1. ## Factoring by adding and subtracting a number

Do you guys know the trick where you add and subtract the same number to an equation to render it factorable?
Like factoring x^2-x+1=0 or x^2+x-1=0

2. ## Re: Factoring by adding and subtracting a number

Originally Posted by sakonpure6
Do you guys know the trick where you add and subtract the same number to an equation to render it factorable?
Like factoring x^2-x+1=0 or x^2+x-1=0
sounds like you're talking about completing the square.

$$x^2+bx+c =$$

$$\left(x+\frac{b}{2}\right)^2+\left(c-\left(\frac{b}{2}\right)^2\right)$$

3. ## Re: Factoring by adding and subtracting a number

Let's look at what a perfect square looks like:

$$(x + a)^2 = x^2 + 2ax + a^2$$

Note the coefficient of x is 2a, which is twice what we were adding to x to square it.

So if we have an expression like:

$$x^2 + bx + c$$

we want "b" to be "twice of something", which we then square.

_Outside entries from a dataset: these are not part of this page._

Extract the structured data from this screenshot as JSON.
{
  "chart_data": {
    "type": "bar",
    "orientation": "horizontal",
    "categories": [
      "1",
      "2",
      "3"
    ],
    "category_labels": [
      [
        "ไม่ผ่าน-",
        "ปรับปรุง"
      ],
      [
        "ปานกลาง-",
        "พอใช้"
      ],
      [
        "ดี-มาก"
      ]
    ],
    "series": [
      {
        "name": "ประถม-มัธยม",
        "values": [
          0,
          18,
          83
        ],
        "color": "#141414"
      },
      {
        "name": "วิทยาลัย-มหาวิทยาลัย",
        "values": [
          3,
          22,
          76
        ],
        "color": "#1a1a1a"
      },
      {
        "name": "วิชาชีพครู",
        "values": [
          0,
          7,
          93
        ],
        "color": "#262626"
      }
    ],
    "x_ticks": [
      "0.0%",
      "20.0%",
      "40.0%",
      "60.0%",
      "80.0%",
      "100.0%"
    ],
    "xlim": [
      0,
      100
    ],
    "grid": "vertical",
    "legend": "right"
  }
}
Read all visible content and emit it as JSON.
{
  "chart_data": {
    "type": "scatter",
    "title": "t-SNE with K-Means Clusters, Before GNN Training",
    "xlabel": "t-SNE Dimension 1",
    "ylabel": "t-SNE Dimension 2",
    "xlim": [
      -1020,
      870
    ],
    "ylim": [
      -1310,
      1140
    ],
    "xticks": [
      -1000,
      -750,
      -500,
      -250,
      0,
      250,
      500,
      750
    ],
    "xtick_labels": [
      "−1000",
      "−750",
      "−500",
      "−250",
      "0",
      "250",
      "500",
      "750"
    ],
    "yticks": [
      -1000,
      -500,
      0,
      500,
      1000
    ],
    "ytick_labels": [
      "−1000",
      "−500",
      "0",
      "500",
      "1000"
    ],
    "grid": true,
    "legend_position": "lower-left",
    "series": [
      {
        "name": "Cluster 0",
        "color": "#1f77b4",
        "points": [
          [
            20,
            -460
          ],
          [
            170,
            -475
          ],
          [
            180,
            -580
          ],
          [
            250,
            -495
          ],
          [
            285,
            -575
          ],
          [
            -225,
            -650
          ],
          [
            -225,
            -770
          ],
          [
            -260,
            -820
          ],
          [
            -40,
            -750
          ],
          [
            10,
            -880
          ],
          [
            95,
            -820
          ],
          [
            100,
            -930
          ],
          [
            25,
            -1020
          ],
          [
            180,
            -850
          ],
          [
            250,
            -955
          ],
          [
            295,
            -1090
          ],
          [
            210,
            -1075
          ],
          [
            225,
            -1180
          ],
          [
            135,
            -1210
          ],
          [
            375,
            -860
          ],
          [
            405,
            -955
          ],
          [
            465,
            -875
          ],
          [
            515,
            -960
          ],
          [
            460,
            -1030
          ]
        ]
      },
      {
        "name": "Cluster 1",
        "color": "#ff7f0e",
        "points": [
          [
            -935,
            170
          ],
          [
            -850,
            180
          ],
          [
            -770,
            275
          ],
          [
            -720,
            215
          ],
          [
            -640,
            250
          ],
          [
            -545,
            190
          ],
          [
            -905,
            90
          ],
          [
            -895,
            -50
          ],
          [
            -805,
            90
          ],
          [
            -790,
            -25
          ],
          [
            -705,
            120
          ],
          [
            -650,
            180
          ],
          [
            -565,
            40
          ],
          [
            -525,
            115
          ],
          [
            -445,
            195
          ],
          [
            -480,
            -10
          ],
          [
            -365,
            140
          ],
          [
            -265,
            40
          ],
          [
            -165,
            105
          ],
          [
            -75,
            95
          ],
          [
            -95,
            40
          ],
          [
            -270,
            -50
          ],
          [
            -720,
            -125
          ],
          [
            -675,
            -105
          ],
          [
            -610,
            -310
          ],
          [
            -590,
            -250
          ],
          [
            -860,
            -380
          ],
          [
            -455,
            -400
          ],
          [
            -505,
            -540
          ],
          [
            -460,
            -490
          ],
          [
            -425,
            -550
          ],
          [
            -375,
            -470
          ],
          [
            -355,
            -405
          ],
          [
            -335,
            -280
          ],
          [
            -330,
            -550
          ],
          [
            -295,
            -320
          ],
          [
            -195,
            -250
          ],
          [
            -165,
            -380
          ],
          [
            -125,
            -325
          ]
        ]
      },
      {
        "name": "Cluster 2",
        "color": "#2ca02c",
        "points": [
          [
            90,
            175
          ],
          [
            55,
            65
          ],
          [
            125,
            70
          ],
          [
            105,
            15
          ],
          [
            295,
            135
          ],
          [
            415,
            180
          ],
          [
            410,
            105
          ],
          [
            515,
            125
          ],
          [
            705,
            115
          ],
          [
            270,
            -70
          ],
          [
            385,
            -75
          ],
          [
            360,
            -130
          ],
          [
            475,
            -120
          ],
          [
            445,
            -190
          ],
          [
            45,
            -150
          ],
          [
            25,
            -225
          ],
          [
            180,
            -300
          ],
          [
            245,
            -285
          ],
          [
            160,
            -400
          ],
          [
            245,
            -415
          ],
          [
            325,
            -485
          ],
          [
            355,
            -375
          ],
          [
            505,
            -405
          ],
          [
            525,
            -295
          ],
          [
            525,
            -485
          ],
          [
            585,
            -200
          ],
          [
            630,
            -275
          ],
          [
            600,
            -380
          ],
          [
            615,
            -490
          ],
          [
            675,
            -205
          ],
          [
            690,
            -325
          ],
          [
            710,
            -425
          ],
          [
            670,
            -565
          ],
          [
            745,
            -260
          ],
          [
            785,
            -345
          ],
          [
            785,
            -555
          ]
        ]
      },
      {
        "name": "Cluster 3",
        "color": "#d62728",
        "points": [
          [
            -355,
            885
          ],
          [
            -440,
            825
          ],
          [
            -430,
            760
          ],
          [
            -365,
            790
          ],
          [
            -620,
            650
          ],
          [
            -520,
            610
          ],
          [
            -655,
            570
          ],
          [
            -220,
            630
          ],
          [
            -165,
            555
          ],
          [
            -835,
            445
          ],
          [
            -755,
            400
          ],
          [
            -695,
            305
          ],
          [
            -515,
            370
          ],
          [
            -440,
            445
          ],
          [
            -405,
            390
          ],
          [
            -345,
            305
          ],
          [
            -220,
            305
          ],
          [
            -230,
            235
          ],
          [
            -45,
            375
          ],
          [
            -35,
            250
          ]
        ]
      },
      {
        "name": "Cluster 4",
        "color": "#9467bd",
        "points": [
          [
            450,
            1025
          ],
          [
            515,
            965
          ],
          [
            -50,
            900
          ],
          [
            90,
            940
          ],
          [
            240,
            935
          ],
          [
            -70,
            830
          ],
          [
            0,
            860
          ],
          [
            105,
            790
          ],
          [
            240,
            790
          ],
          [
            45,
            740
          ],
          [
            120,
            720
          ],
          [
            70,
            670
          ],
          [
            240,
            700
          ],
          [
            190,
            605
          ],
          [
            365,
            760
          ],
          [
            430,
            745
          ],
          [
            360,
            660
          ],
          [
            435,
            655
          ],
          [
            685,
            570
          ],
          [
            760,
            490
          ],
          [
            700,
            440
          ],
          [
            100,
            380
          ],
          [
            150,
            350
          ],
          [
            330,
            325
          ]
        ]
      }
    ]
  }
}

Well, b is obviously twice of b/2, so let's look at what (x + b/2) looks like when squared:

$$\left(x + \frac{b}{2}\right)^2 = x^2 + 2\frac{b}{2}x + \frac{b^2}{4} = x^2 + bx + \frac{b^2}{4}$$

so to get:

$$x^2 + bx + c$$

in the "form" we want, we have to add and subtract "the last part" which is:

$$\frac{b^2}{4}$$

In other words:

$$x^2 + bx + c = x^2 + bx + \frac{b^2}{4} - \frac{b^2}{4} + c = \left(x + \frac{b}{2}\right)^2 + \left(c - \frac{b^2}{4}\right)$$

which is what romsek wrote.

4. ## Re: Factoring by adding and subtracting a number

Originally Posted by sakonpure6
Do you guys know the trick where you add and subtract the same number to an equation to render it factorable?
Like factoring x^2-x+1=0 or x^2+x-1=0
It is certainly common to render something soluble by adding zero to it by means of + a - a or by multiplying by one by means of * a / a (a not equal to zero).

In terms of a quadratic, this adding zero by adding and subtracting an appropriate quantity is called completing the square, which is actually the source of the quadratic formula.

$x^2 + x - 1 = 0 \implies x^2 + x + \dfrac{1}{4} - 1 -\dfrac{1}{4} = 0 \implies x^2 + x + \dfrac{1}{4} = \dfrac{5}{4} \implies \left(x + \dfrac{1}{2}\right)^2 =\dfrac{5}{4} \implies$

$x + \dfrac{1}{2} = \pm \sqrt{\dfrac{5}{4}} = \pm \dfrac{1}{2} * \sqrt{5} \implies x = \dfrac{1}{2} * \left(\sqrt{5} - 1\right)\ or\ x = - \dfrac{1}{2} * \left(\sqrt{5} + 1\right).$

Let's check: $\left\{\dfrac{1}{2} * \left(\sqrt{5} - 1\right)\right\}^2 + \dfrac{1}{2} * \left(\sqrt{5} - 1\right) - 1 = \dfrac{1}{4} * (5 - 2\sqrt{5} + 1) + \dfrac{1}{2} * \sqrt{5} - \dfrac{1}{2} - 1 = \dfrac{5}{4} - \dfrac{1}{2} * \sqrt{5} + \dfrac{1}{4} + \dfrac{1}{2} * \sqrt{5} - \dfrac{3}{2} = 0.$

The "trick" here is finding the number to add and subtract. Look at the coefficient of x. Here it is 1. Divide it by two. Square it. In this case, it gives you 1/4.

Now you have $\left(x^2 + x + \dfrac{1}{4}\right) + \left(- 1 - \dfrac{1}{4}\right).$

But $(x^2 + 2ax + a^2 = (x + a)^2.$ See why we divided by 2 and squared. It gave us an expression that is a nice square.